The complexity of this code is O(n). This way of solving such equations is called Horner’s method. Here is where lower bound theory works and gives the optimum algorithm’s complexity as O(n). 
2. Upper Bound Theory: 
According to the upper bound theory, for an upper bound U(n) of an algorithm, we can always solve the problem at most U(n) time. Time taken by a known algorithm to solve a problem with worse case input gives us the upper bound.

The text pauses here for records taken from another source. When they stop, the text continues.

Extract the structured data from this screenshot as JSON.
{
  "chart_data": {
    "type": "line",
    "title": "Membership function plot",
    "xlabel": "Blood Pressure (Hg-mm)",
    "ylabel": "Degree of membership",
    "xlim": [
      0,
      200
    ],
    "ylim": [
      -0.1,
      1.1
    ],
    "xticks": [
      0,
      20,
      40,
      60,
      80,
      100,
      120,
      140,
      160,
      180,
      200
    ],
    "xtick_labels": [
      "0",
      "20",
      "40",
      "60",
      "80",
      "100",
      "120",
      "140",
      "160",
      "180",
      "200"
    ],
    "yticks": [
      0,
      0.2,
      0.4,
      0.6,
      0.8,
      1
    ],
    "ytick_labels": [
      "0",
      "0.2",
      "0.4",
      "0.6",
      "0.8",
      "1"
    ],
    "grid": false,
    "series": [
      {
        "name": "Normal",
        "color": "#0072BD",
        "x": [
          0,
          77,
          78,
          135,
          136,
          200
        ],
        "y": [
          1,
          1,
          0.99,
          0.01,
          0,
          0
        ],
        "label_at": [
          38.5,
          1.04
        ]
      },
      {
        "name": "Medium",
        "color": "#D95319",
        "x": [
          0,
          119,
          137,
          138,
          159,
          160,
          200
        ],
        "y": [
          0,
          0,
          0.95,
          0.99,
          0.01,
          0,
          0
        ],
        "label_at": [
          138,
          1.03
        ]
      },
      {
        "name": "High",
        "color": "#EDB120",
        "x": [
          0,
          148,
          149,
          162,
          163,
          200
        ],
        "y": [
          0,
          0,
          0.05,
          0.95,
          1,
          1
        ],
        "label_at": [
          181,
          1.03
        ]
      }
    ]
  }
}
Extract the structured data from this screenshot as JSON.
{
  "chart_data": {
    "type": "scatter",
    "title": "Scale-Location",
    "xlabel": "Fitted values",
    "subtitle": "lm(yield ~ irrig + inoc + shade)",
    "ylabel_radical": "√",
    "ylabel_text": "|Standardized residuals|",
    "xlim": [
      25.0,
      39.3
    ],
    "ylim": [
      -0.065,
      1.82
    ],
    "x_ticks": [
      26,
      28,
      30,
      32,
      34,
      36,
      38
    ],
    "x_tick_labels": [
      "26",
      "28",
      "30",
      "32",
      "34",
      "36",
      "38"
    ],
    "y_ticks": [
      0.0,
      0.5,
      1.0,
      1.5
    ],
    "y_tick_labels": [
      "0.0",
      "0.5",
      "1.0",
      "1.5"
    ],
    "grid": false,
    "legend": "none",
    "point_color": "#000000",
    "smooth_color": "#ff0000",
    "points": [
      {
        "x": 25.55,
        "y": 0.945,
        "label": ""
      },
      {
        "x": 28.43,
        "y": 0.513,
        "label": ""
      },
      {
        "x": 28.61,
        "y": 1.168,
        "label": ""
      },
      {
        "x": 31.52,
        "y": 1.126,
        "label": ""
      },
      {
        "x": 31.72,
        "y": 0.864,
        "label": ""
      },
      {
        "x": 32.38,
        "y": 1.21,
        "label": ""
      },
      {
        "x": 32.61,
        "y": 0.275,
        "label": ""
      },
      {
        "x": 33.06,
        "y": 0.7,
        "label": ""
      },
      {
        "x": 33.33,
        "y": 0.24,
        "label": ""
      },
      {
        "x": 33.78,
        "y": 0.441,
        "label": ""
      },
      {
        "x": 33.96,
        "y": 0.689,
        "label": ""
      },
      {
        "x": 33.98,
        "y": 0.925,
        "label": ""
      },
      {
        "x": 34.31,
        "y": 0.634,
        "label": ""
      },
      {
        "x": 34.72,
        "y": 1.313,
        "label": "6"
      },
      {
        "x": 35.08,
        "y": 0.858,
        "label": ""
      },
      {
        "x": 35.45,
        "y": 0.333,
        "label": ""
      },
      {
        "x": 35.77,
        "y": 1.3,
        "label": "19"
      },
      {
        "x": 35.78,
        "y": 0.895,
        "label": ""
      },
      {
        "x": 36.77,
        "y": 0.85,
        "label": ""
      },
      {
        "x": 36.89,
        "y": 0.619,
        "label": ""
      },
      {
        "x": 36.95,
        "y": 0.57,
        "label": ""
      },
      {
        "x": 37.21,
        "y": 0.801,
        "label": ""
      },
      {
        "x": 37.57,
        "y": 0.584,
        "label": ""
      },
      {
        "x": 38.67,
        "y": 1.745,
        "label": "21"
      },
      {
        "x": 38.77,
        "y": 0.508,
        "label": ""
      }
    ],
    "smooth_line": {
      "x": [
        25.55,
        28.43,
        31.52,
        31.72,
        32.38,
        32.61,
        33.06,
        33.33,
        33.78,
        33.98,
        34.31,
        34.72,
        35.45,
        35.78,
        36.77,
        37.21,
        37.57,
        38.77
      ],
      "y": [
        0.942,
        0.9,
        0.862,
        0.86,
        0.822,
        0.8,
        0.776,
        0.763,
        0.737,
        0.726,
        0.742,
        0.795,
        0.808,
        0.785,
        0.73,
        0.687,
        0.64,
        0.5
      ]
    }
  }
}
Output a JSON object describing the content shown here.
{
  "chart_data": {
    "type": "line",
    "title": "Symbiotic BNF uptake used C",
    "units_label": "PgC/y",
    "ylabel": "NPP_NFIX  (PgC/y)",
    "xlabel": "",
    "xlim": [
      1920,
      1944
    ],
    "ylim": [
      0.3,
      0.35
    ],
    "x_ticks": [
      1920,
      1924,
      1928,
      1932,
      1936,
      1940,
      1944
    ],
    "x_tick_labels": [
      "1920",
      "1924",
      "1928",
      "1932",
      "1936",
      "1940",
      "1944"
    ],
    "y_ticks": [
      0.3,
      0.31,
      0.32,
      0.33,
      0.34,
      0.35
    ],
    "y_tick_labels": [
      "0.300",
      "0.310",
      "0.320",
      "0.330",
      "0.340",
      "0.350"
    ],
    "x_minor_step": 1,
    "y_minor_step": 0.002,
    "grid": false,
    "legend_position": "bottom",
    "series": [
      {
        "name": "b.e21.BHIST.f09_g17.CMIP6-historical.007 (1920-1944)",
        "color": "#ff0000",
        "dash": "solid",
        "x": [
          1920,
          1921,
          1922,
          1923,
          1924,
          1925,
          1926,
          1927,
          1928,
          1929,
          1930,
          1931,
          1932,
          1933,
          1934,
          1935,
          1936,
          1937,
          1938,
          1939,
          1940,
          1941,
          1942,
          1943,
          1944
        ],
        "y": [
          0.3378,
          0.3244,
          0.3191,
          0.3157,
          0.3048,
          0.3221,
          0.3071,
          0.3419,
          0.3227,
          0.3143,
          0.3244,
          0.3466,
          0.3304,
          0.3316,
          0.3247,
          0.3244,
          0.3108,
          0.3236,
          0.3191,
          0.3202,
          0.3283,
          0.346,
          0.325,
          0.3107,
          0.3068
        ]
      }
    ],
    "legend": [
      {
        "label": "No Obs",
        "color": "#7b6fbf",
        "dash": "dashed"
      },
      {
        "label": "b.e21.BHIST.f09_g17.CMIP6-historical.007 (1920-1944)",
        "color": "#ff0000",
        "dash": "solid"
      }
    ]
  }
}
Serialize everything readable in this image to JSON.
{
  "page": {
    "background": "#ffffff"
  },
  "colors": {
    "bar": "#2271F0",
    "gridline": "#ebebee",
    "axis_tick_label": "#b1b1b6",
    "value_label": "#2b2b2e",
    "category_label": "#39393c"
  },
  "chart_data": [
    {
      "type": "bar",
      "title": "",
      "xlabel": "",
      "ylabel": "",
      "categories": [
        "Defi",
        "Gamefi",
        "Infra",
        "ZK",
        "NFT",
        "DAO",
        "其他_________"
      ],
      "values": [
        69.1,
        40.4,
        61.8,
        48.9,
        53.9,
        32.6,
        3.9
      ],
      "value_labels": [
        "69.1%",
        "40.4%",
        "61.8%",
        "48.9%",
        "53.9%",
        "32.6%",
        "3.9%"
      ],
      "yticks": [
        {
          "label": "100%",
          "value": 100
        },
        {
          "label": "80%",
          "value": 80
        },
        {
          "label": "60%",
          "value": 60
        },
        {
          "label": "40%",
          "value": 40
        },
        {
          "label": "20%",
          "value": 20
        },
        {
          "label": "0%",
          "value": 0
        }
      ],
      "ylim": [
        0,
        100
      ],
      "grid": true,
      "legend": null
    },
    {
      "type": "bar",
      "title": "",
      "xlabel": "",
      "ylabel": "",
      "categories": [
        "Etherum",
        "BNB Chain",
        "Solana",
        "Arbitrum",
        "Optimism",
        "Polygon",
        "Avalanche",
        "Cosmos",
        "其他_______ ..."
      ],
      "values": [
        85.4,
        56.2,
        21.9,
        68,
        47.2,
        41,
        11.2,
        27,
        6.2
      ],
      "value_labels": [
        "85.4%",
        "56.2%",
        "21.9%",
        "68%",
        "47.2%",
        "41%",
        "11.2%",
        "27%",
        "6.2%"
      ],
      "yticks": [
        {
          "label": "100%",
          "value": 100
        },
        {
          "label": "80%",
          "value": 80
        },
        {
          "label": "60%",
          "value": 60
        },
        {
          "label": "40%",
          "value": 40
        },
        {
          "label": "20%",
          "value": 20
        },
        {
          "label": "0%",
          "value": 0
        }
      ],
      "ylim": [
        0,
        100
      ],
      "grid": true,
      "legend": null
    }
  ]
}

It’s difficult to provide a comprehensive list of advantages and disadvantages of lower and upper bound theory, as it depends on the specific context in which it is being used. However, here are some general advantages and disadvantages:

Advantages:

  1. Provides a clear understanding of the range of possible values for a quantity, which can be useful in decision-making.
  2. Helps to identify the optimal value within the range of possible values, which can lead to more efficient and effective solutions to problems.
  3. Can be used to prove the existence of solutions to optimization problems.
  4. Provides a theoretical framework for analyzing and solving a wide range of mathematical problems.

Disadvantages:

  1. May not always provide a precise solution to optimization problems, as the optimal value may not be within the range of possible values determined by the lower and upper bounds.
  2. Can be computationally intensive, especially for complex optimization problems with many constraints.
  3. May be limited by the accuracy of the data used to determine the lower and upper bounds.
  4. Requires a strong mathematical background to use effectively.